Convert JSON to a Unix-friendly line-based format

haberman · on April 10, 2011

"Everyone I know prefers to work with JSON over XML, but sadly there is a sore lack of utilities of the quality or depth of html-xml-utils and XMLStarlet for actually processing JSON data in an automated fashion, short of writing an ad hoc processor in your favourite programming language."

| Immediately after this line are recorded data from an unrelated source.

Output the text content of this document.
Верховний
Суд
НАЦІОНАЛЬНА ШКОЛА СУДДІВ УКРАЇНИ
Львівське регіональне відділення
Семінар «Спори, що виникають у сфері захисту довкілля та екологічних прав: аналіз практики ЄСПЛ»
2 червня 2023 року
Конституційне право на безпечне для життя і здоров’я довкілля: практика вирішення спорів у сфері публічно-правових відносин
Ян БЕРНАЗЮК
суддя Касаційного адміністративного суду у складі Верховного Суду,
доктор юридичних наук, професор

Actually there is just such a suite of utilites! See https://github.com/benbernard/RecordStream

adulau · on April 10, 2011

RecordStream seems more complete but requires much more dependencies. I really like the simplicity of jsonpipe and how easy is to use it:

      curl -s "http://feeds.delicious.com/v2/json/adulau  | jsonpipe -s "#"  | grep  "\#u" | cut -f2 | sed -e"s/\"//g" | xargs -d"\n" wget -r -l 1 –p –-convert-links

A simple example to take a local mirror of my last del.icio.us bookmarks...

jedsmith · on April 10, 2011

"simple"

sigil · on April 10, 2011

Maybe you're solving a different problem, but I'm not sure emitting one key-value pair per line is ultimately the way to go:

  $ echo '[{"a": [{"b": {"c": ["foo"]}}]}]' | jsonpipe
  /   []
  /0  {}
  /0/a        []
  /0/a/0      {}
  /0/a/0/b    {}
  /0/a/0/b/c  []
  /0/a/0/b/c/0        "foo"

In my own work, I've built up a suite of stream-based nested record processing tools that accept & produce JSON, protocol buffers, and a unix tab-delimited format. For the unix format it's been more useful to stick to the standard one-record-per-line thing, and let the user specify what fields to extract and their order.

Here's a depressing example of the fun you can have with new media and old unix tools, to give you some idea:

  $ mill io -r json -w texty -W fields=in_reply_to_screen_name < tweets.json | \
    grep -v -E '^(None|)$' | sort | uniq -c | sed -e 's#^ *##' | \
    sort -k1,1 -nr | head -5
  258 justinbieber
  248 ddlovato
  184 gypsyhearttour
  164 Logindaband
  145 Louis_Tomlinson

jedsmith · on April 10, 2011

    import os.path as p

Renaming imports to single letters bugs me. I went to see where it's used, and it isn't. Binding pyflakes to Cmd+S in TextMate was the best thing I ever did, and it would have caught this. pyflakes is seriously awesome in that role, and pylint before committing.

I'm also surprised that simplejson is used, instead of the built-in json in Python 2.6 and up. A good solution is:

    try: import json
    except ImportError: import simplejson as json

masklinn · on April 10, 2011

> I'm also surprised that simplejson is used

2.6's json lacks simplejson's C accelerators [0] which makes it roughly 20 times slower than simplejson (2.7's simplejson is also ~50% slower than simplejson, as new performance optimizations were added in 2.1.0, as well as memoizations). Simplejson is also updated more often, which lead to it having less bugs, and interesting new features (the ability to natively serialize decimals was added in 2.1 for instance)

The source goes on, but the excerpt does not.